Unnamed: 0,displacement,hp,weight,acceleration,origin_1,origin_2,origin_3,cylinders_3,cylinders_4,cylinders_5,cylinders_6,cylinders_8
360,145.0,76.0,3160,19.6,0,1,0,0,0,0,1,0
239,97.0,67.0,1985,16.4,0,0,1,0,1,0,0,0
370,112.0,85.0,2575,16.2,1,0,0,0,1,0,0,0
252,231.0,105.0,3535,19.2,1,0,0,0,0,0,1,0
211,168.0,120.0,3820,16.7,0,1,0,0,0,0,1,0


In [22]:
# Outlier detection using LOF (Local Outlier Factor)
from sklearn.neighbors import LocalOutlierFactor

lof = LocalOutlierFactor(n_neighbors=20)

X_train['lof'] = lof.fit_predict(X_train)
X_train['negative_outlier_factor'] = lof.negative_outlier_factor_

X_train_without_outliers = X_train[~(X_train['negative_outlier_factor'] <= -1.5)] #excluding outliers 

In [23]:
X_train_without_outliers.shape

(286, 14)

In [24]:
# Similarly exclude outliers for y_train also
y_train_without_outliers = y_train[X_train_without_outliers.index]

# Check shape
y_train_without_outliers.shape

(286,)

In [25]:
# Lets drop lof and negative_outlier_factor as these are not actual variables in the given dataset
X_train_without_outliers.drop(['lof', 'negative_outlier_factor'], axis=1, inplace=True)

In [26]:
# Initialize the model
clf_without_outliers = DecisionTreeRegressor(random_state=42)

# Use cross validation
params = {'max_depth':range(1,11), 'min_samples_split':range(10,60,10)}

# Create GridSearchCV object
clf_gs_without_outliers = GridSearchCV(estimator=clf_without_outliers, cv=5, param_grid=params, scoring='neg_mean_squared_error')

# Fit
clf_gs_without_outliers.fit(X_train_without_outliers, y_train_without_outliers)
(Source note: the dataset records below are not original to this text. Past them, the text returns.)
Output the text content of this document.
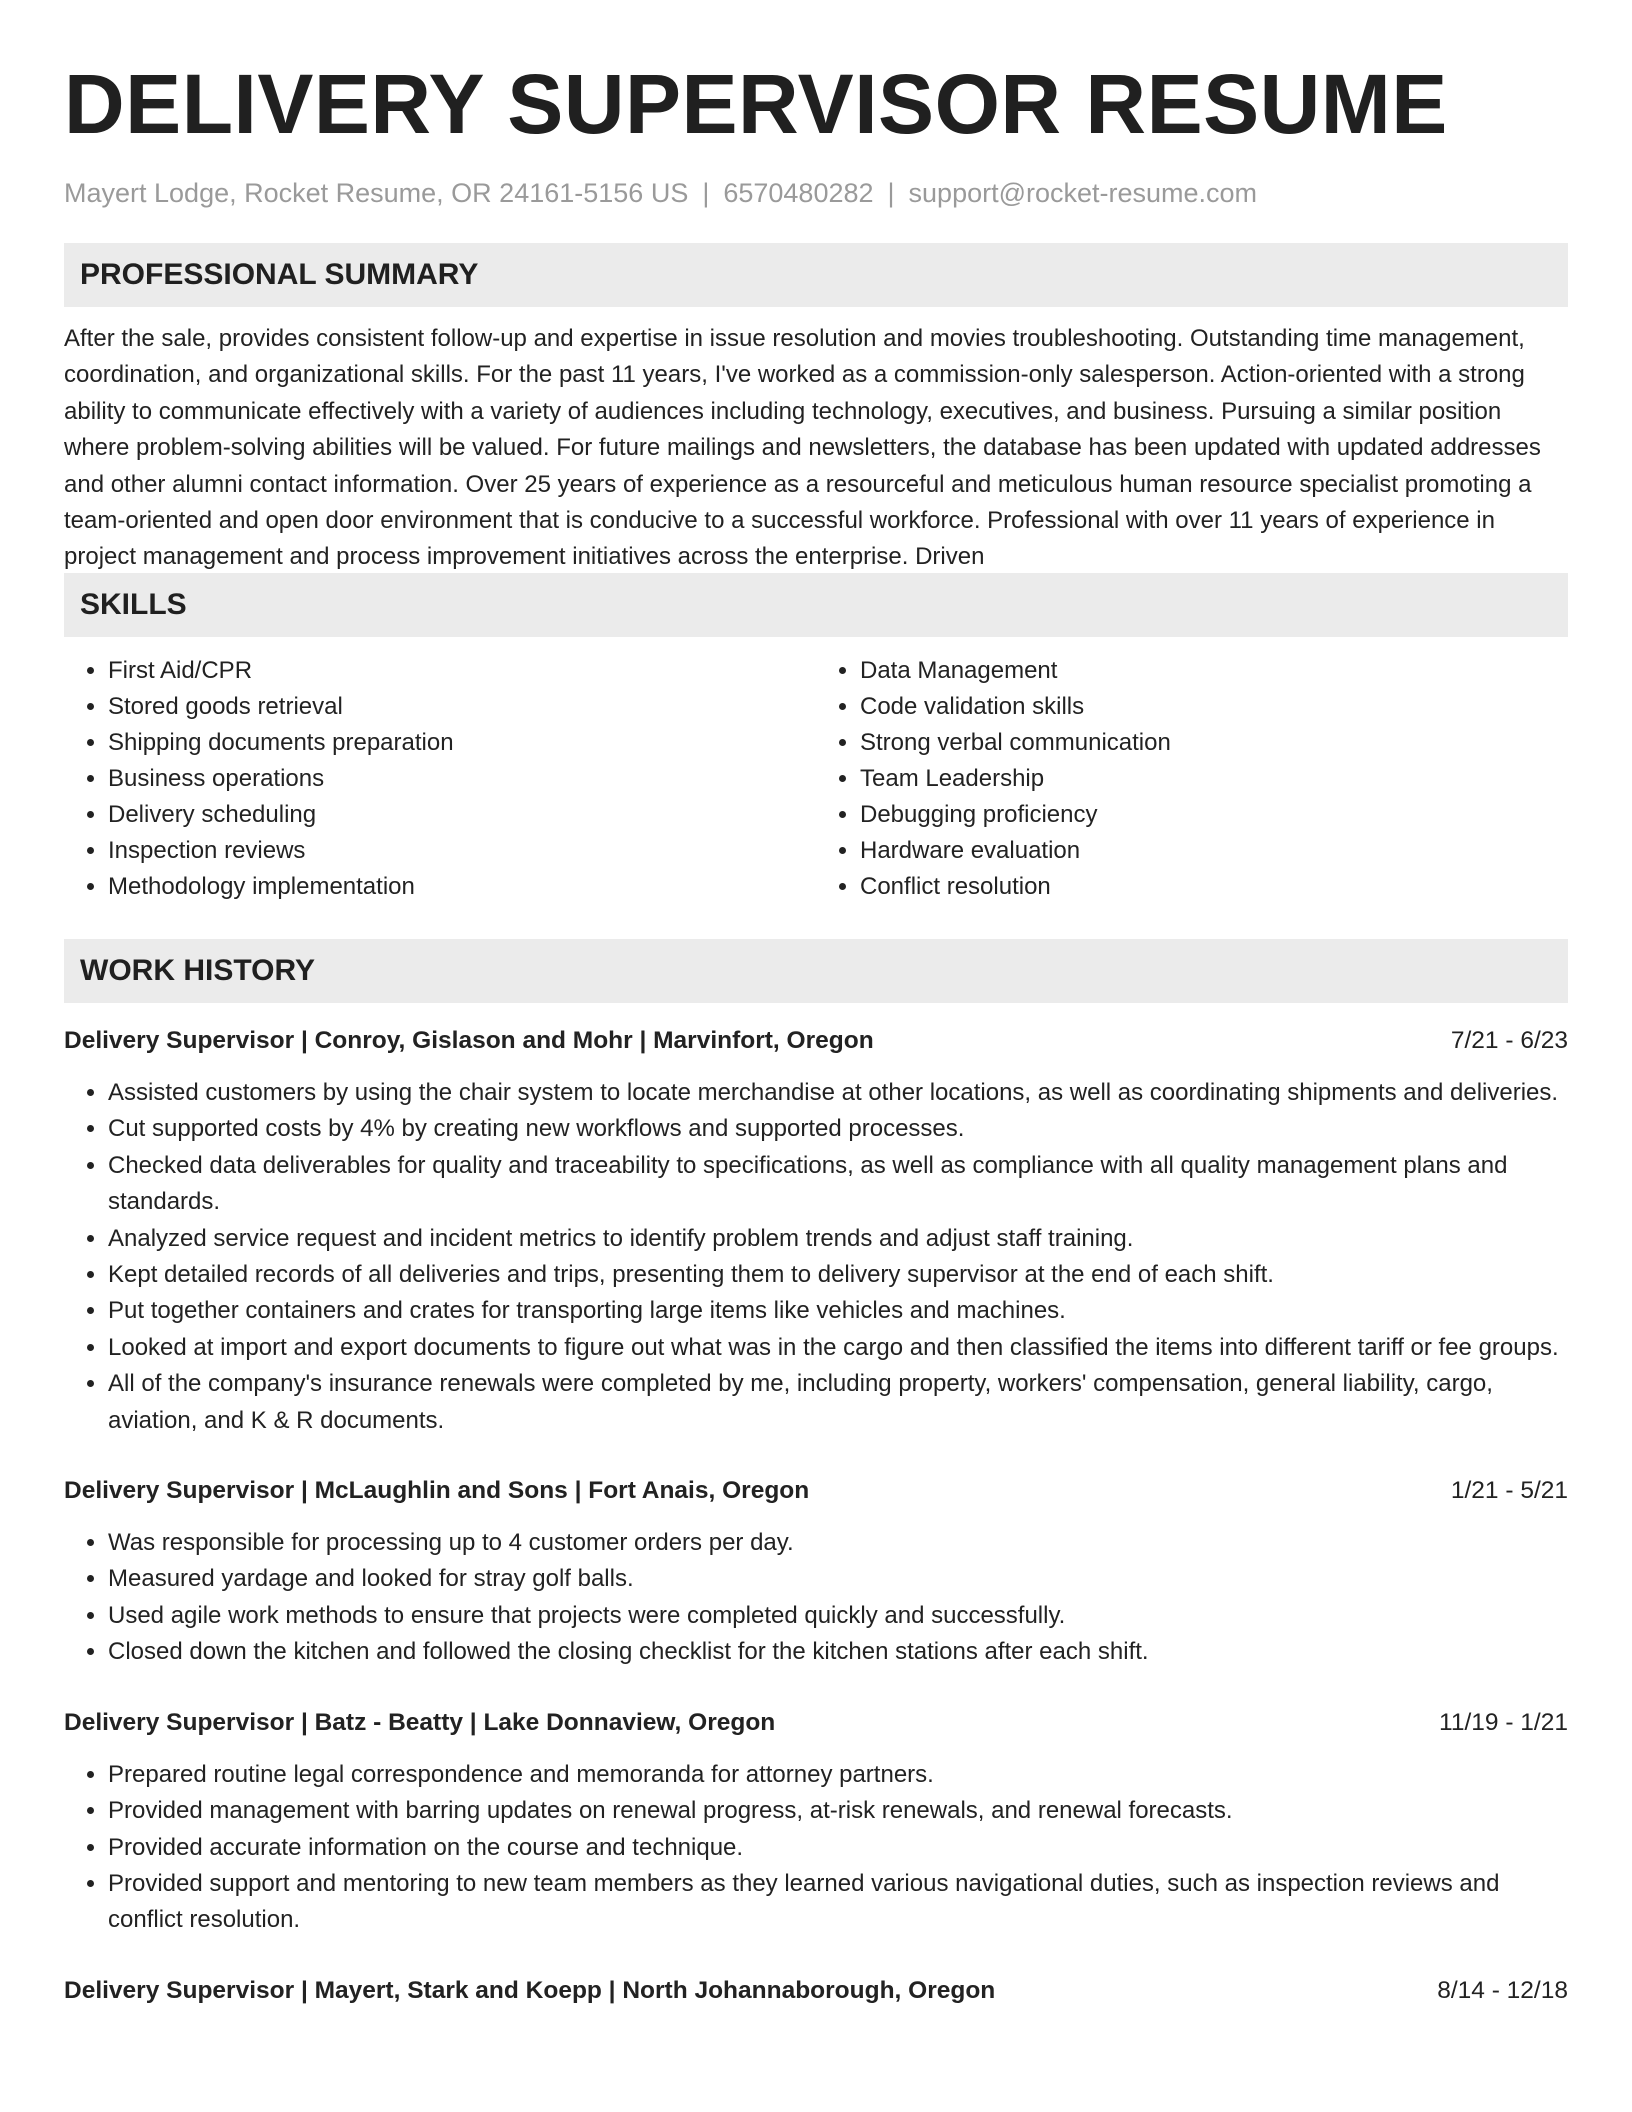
DELIVERY SUPERVISOR RESUME
Mayert Lodge, Rocket Resume, OR 24161-5156 US | 6570480282 | support@rocket-resume.com
PROFESSIONAL SUMMARY

After the sale, provides consistent follow-up and expertise in issue resolution and movies troubleshooting. Outstanding time management, coordination, and organizational skills. For the past 11 years, I've worked as a commission-only salesperson. Action-oriented with a strong ability to communicate effectively with a variety of audiences including technology, executives, and business. Pursuing a similar position where problem-solving abilities will be valued. For future mailings and newsletters, the database has been updated with updated addresses and other alumni contact information. Over 25 years of experience as a resourceful and meticulous human resource specialist promoting a team-oriented and open door environment that is conducive to a successful workforce. Professional with over 11 years of experience in project management and process improvement initiatives across the enterprise. Driven

SKILLS
• First Aid/CPR
• Stored goods retrieval
• Shipping documents preparation
• Business operations
• Delivery scheduling
• Inspection reviews
• Methodology implementation
• Data Management
• Code validation skills
• Strong verbal communication
• Team Leadership
• Debugging proficiency
• Hardware evaluation
• Conflict resolution
WORK HISTORY
Delivery Supervisor | Conroy, Gislason and Mohr | Marvinfort, Oregon	7/21 - 6/23
• Assisted customers by using the chair system to locate merchandise at other locations, as well as coordinating shipments and deliveries.
• Cut supported costs by 4% by creating new workflows and supported processes.
• Checked data deliverables for quality and traceability to specifications, as well as compliance with all quality management plans and standards.
• Analyzed service request and incident metrics to identify problem trends and adjust staff training.
• Kept detailed records of all deliveries and trips, presenting them to delivery supervisor at the end of each shift.
• Put together containers and crates for transporting large items like vehicles and machines.
• Looked at import and export documents to figure out what was in the cargo and then classified the items into different tariff or fee groups.
• All of the company's insurance renewals were completed by me, including property, workers' compensation, general liability, cargo, aviation, and K & R documents.
Delivery Supervisor | McLaughlin and Sons | Fort Anais, Oregon	1/21 - 5/21
• Was responsible for processing up to 4 customer orders per day.
• Measured yardage and looked for stray golf balls.
• Used agile work methods to ensure that projects were completed quickly and successfully.
• Closed down the kitchen and followed the closing checklist for the kitchen stations after each shift.
Delivery Supervisor | Batz - Beatty | Lake Donnaview, Oregon	11/19 - 1/21
• Prepared routine legal correspondence and memoranda for attorney partners.
• Provided management with barring updates on renewal progress, at-risk renewals, and renewal forecasts.
• Provided accurate information on the course and technique.
• Provided support and mentoring to new team members as they learned various navigational duties, such as inspection reviews and conflict resolution.
Delivery Supervisor | Mayert, Stark and Koepp | North Johannaborough, Oregon	8/14 - 12/18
# Print best params and best score
print(clf_gs_without_outliers.best_params_)
print(-clf_gs_without_outliers.best_score_)

{'max_depth': 6, 'min_samples_split': 30}
17.973939913578565


In [27]:
# Check Tain and Test RMSE
y_train_without_outliers_pred = clf_gs_without_outliers.predict(X_train_without_outliers)
y_pred = clf_gs_without_outliers.predict(X_test)

print('Train RMSE:', np.round(np.sqrt(metrics.mean_squared_error(y_train_without_outliers, y_train_without_outliers_pred)), 2))
print('Test RMSE:', np.round(np.sqrt(metrics.mean_squared_error(y_test, y_pred)), 2))

Train RMSE: 3.01
Test RMSE: 4.9


In [28]:
# Check r2 score
print("Train r2 score after outlier removal:", np.round(metrics.r2_score(y_train_without_outliers, y_train_without_outliers_pred)*100, 2))
print("Test r2 score after outlier removal:", np.round(metrics.r2_score(y_test, y_pred)*100, 2))

Train r2 score after outlier removal: 85.02
Test r2 score after outlier removal: 52.33


The model performed worst than the model before removal of outliers.